2. Types of hybrid funds
Based on the portfolio, hybrid funds are further classified into different categories. The primary categories are as follows –
- Equity oriented hybrid funds
Popularly known as balanced funds, equity oriented hybrid funds invest at least 65% of their portfolio in equity oriented securities. The remainder is invested in debt instruments and a little portion might also be held in money-market investments. Since equity exposure is high, the fund is volatile. However, since the portfolio also consists of debt, the volatility is reduced. Taxation is similar to equity mutual funds as the portfolio leans towards equity exposure. Thus, you get tax-free returns up to 1,00,000 if you redeem these funds after 12 months. In case your gain amount is more than 1 lac then you need to pay 10% on the excess amount. If the holding period is less than 12 months, then the gains are taxed at 15%. Balanced funds are suitable for investors just starting their mutual fund journey as they can enjoy low risk and good returns.
- Debt oriented hybrid funds
These funds are also called Monthly Income Plans (MIPs). At least 70% to 85% of the portfolio is invested in debt securities and fixed-income instruments. Equity exposure is limited to up to 30%. Being MIPs, these funds may provide regular returns in the form of dividends if you choose the dividend option. You can receive incomes monthly, quarterly, half-yearly or annually. There are growth option too wherein you don’t get returns. The returns remain invested and grow. These funds are taxed like debt mutual funds. If you redeem the fund within 3 years, you would earn short term capital gains and be taxed at your tax slab. If, however, the fund is redeemed after 3 years it qualifies for long term capital gain. You are taxed at 20% with the benefit of indexation. Returns of these funds could be higher than debt funds because of equity exposure in the fund.
- Arbitrage funds
These funds are specialized funds which try and generate return from the differential pricing of a stock in the derivatives market and the futures market. Arbitrage funds are considered to be equity-oriented funds and are taxed accordingly. However, they enjoy low volatility. Thus, arbitrage funds combine the benefit of both equity and debt funds.
3. Benefits of hybrid funds
Hybrid mutual funds provide good benefits and therefore they are chosen by many investors. Some popular benefits provided by these funds are as follows –
- Since these funds have both equity and debt investments, you can benefit from the high returns promised by equity while the volatility is cushioned out by debt. Thus, you get double benefits of equity and debt from hybrid funds.
- Hybrid funds are apt for new investors who want to test the waters. They have lower risk appetite and higher return expectations, a combination which is available only with a hybrid fund.
- Hybrid funds rebalance their portfolio automatically to attain the desired asset allocation of the scheme.

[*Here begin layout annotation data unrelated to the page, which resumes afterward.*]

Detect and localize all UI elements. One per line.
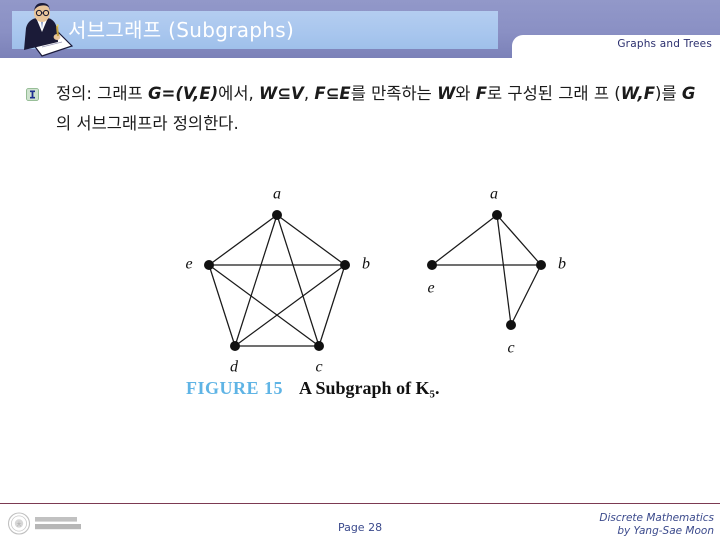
footer-divider xyxy=(0,503,720,504)
def-t6: 로 구성된 그래 xyxy=(487,84,589,103)
graph-vertex-label: b xyxy=(558,256,566,273)
definition-block: 정의: 그래프 G=(V,E)에서, W⊆V, F⊆E를 만족하는 W와 F로 … xyxy=(26,79,698,139)
def-t4: 를 만족하는 xyxy=(350,84,438,103)
graph-edge xyxy=(276,214,346,266)
graph-edge xyxy=(208,214,278,266)
def-t3: , xyxy=(303,84,315,103)
diamond-bullet-icon xyxy=(26,88,39,101)
def-t2: 에서, xyxy=(218,84,260,103)
definition-line1: 정의: 그래프 G=(V,E)에서, W⊆V, F⊆E를 만족하는 W와 F로 … xyxy=(56,84,594,103)
def-t1: 정의: 그래프 xyxy=(56,84,148,103)
person-writing-icon xyxy=(24,3,74,57)
def-t9: 의 서브그래프라 정의한다. xyxy=(56,114,239,133)
graph-edge xyxy=(234,214,278,347)
graph-vertex xyxy=(230,341,240,351)
graph-vertex-label: a xyxy=(273,186,281,203)
footer-credit: Discrete Mathematics by Yang-Sae Moon xyxy=(599,512,714,538)
def-t8: )를 xyxy=(655,84,682,103)
def-t7: 프 ( xyxy=(593,84,621,103)
def-f2: F xyxy=(475,84,487,103)
graph-edge xyxy=(510,264,542,326)
def-g2: G xyxy=(681,84,696,103)
graph-vertex xyxy=(204,260,214,270)
footer-credit-line2: by Yang-Sae Moon xyxy=(617,525,714,537)
graph-vertex xyxy=(340,260,350,270)
graph-vertex-label: e xyxy=(185,256,192,273)
graph-vertex xyxy=(506,320,516,330)
graph-edge xyxy=(276,214,320,347)
graph-vertex xyxy=(314,341,324,351)
graph-vertex-label: c xyxy=(315,359,322,376)
graph-vertex-label: a xyxy=(490,186,498,203)
figure-caption-number: FIGURE 15 xyxy=(186,378,284,398)
graph-edge xyxy=(208,264,236,347)
graph-vertex xyxy=(492,210,502,220)
def-w2: W xyxy=(437,84,456,103)
def-t5: 와 xyxy=(455,84,476,103)
figure-caption: FIGURE 15 A Subgraph of K₅. xyxy=(186,378,439,399)
slide-title: 서브그래프 (Subgraphs) xyxy=(68,18,295,42)
graph-vertex xyxy=(427,260,437,270)
graph-vertex-label: b xyxy=(362,256,370,273)
def-wf: W,F xyxy=(620,84,656,103)
graph-vertex-label: e xyxy=(427,280,434,297)
graph-vertex-label: d xyxy=(230,359,239,376)
graph-edge xyxy=(496,214,512,326)
footer-credit-line1: Discrete Mathematics xyxy=(599,512,714,524)
graph-edge xyxy=(431,214,498,266)
graph-edge xyxy=(496,214,542,266)
graph-edge xyxy=(318,264,346,347)
graph-vertex-label: c xyxy=(507,340,514,357)
subgraph: a b c e xyxy=(427,186,566,357)
figure-caption-title: A Subgraph of K₅. xyxy=(299,378,440,398)
def-w: W⊆V xyxy=(259,84,304,103)
graph-vertex xyxy=(272,210,282,220)
graph-edge xyxy=(234,264,346,347)
section-label: Graphs and Trees xyxy=(617,38,712,50)
definition-text: 정의: 그래프 G=(V,E)에서, W⊆V, F⊆E를 만족하는 W와 F로 … xyxy=(56,79,698,139)
def-g: G=(V,E) xyxy=(147,84,219,103)
def-f: F⊆E xyxy=(314,84,351,103)
K5-complete-graph: a b c d e xyxy=(185,186,370,376)
graph-edge xyxy=(208,264,320,347)
graph-vertex xyxy=(536,260,546,270)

This rebalancing frees you from timing the market, gives you risk-adjusted returns and also provides stability to the portfolio.
So, if you are looking to taste hybrid fund investments, know about the fund, its types, the risk associated, the return potential and the tax treatment. Invest only after you are clear on these parameters to avoid unpleasant surprises. Take assistance from Mutual Fund experts for guidance.